È sempre tempo di scelte. La vita è un viaggio in mare aperto sotto il firmamento. Lo sguardo si appunta agli astri per scegliere la rotta. Quale luce ci guiderà? È una delle domande della vita.
“Solea creder lo mondo in suo periclo / che la bella Ciprigna il folle amore raggiasse, volta nel terzo epiciclo”.
Dal cielo di Venere Dante guarda il mondo “fuor di strada” mentre dialoga con uno degli spiriti amanti, Carlo Martello, figlio di Carlo d'Angiò, sugli errori compiuti dagli uomini nello scegliere i governanti.
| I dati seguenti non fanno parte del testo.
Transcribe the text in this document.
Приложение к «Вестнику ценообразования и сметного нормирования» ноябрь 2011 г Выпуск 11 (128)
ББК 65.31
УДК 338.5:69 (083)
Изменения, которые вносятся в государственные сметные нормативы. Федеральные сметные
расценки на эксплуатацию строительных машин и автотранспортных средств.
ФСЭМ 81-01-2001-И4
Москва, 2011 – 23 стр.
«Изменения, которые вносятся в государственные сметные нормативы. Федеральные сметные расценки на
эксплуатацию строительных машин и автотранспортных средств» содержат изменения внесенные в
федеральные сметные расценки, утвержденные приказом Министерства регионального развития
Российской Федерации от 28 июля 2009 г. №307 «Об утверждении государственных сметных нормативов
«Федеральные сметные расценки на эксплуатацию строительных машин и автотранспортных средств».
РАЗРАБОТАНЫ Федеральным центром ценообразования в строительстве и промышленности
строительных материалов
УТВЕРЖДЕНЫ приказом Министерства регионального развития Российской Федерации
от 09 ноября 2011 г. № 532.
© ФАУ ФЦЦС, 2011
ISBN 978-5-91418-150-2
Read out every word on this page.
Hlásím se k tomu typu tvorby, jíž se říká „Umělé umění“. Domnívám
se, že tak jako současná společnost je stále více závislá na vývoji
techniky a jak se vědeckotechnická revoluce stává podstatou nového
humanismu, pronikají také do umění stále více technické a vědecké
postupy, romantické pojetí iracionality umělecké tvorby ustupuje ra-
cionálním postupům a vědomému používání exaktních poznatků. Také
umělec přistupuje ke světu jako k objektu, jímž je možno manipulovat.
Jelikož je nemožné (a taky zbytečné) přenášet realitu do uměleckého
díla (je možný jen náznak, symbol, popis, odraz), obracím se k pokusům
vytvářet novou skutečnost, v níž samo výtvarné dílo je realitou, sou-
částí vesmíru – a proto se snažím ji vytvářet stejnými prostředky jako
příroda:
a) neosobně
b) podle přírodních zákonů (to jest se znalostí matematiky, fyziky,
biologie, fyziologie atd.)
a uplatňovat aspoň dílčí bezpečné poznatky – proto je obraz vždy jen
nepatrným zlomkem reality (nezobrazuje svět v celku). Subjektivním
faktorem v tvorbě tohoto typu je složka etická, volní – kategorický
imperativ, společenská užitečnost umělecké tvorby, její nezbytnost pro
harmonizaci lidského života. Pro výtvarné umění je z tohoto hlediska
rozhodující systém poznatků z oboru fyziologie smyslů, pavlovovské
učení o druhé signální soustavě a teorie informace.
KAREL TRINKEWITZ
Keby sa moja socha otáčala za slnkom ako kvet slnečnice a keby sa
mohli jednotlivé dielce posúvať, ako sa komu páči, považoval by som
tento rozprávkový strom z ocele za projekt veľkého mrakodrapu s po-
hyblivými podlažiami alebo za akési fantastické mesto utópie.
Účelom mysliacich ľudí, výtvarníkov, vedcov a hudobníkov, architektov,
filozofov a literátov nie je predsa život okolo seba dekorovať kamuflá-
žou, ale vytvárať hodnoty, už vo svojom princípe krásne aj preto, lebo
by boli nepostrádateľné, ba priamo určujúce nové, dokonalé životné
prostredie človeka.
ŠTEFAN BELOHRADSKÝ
Carlo gli ha appena mostrato che la politica tributaria, avida ed esosa, di suo fratello Roberto è stata la causa della rivolta dei “vespri siciliani” e della conseguente cacciata degli Angioini dal regno di Sicilia. L'accusa di Carlo verso Roberto muove da una osservazione sulla “natura” degli uomini: “La sua natura, che di larga parca / discese, avria mestier di tal milizia / che non curasse di mettere in arca”. Con tali parole il principe angioino afferma che l'indole di suo fratello, pur essendo nata da una natura generosa, quella di suo padre Carlo I d'Angiò, si è formata “parca”, ossia incline all'egoismo e all'avarizia, e che, pertanto, avrebbe avuto bisogno di consiglieri dotati del senso della giustizia e dell'equità nell'amministrazione economica dello Stato. Roberto invece si era circondato dell' “avara povertà di catalogna”, ovvero di ministri catalani che avevano angustiato il popolo con tributi esosi ed iniqui.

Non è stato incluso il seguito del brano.